In 2003, he landed a job as an automotive aide at Western Suffolk BOCES and spent several years in that position. Currently, he is a teacher's aide for heating, ventilation and air-conditioning, known widely as HVAC, at Wilson Technological Center in Dix Hills.

Singing is still a priority, but even Della admits that belting out old favorites at a supermarket is a bit unusual. "Originally, I had an agent friend of mine who said he had a friend who would like me to do a grand opening for him," Della recalled. "Now, to understand that, I perform in a lot of restaurants, so when someone says a grand opening, I'm assuming it's another restaurant."

When Della showed up at the Port Washington address at around noon that Saturday in 2006, he was surprised by the venue. "I says, 'What kind of restaurant is that? Is it a lunch crowd?"

The agent answered, "Oh, no, it's a supermarket."
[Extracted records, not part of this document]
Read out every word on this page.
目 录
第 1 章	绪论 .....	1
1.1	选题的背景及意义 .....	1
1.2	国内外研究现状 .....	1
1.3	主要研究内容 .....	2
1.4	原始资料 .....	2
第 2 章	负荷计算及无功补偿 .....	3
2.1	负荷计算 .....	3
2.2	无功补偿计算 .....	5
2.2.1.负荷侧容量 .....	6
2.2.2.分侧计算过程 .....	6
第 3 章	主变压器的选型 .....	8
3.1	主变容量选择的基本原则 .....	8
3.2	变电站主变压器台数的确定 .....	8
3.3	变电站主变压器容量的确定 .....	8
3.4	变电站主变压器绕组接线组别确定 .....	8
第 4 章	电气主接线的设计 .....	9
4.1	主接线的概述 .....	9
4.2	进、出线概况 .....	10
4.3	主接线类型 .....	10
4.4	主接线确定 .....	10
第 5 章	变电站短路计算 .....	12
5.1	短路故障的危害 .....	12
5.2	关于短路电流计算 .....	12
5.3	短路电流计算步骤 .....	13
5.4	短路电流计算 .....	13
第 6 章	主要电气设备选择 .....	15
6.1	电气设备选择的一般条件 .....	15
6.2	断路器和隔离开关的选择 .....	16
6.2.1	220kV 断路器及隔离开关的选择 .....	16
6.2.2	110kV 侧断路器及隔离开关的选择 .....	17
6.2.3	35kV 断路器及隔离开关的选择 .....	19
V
Della said, "I kind of looked at him and said a few choice things like, 'You're going to have me in a car wash soon." But for troupers like Della, a show is a show, even when the background noise is chatting customers ordering food from the deli counter. His crooning impressed the owners and he was asked to sing at the market's Smithtown location the following day. He did and was then invited to sing there every weekend. Della's circuit now includes restaurants and appearances at the supermarket's stores in Port Jefferson Station, Smithtown and Massapequa (see box).

"I went home and said to my wife, 'I don't know how long this is going to last. If it goes a month, we'll be lucky. But lo and behold, this year, I'm celebrating nine years." Asked how much he gets paid, he said, "They treat me well."

Whether they're pushing a cart of groceries or munching a quick lunch, customers are welcome to request favorite tunes, Della said. "I tell people, 'Listen, if the band knows the song, I'll be more than happy to do it for you.' "

Tony Della performs

Thursdays Caffe Amici, 353 Independence Plaza, Selden; 6-9 p.m.

Fridays Venues vary

Saturdays Uncle Giuseppe's Marketplace, 1108 Rte. 112, Port Jefferson Station; 1-4 p.m.

Sundays Uncle Giuseppe's, 95 Rte. 111, Smithtown; or 37 Hicksville Rd., Massapequa; 1-4 p.m.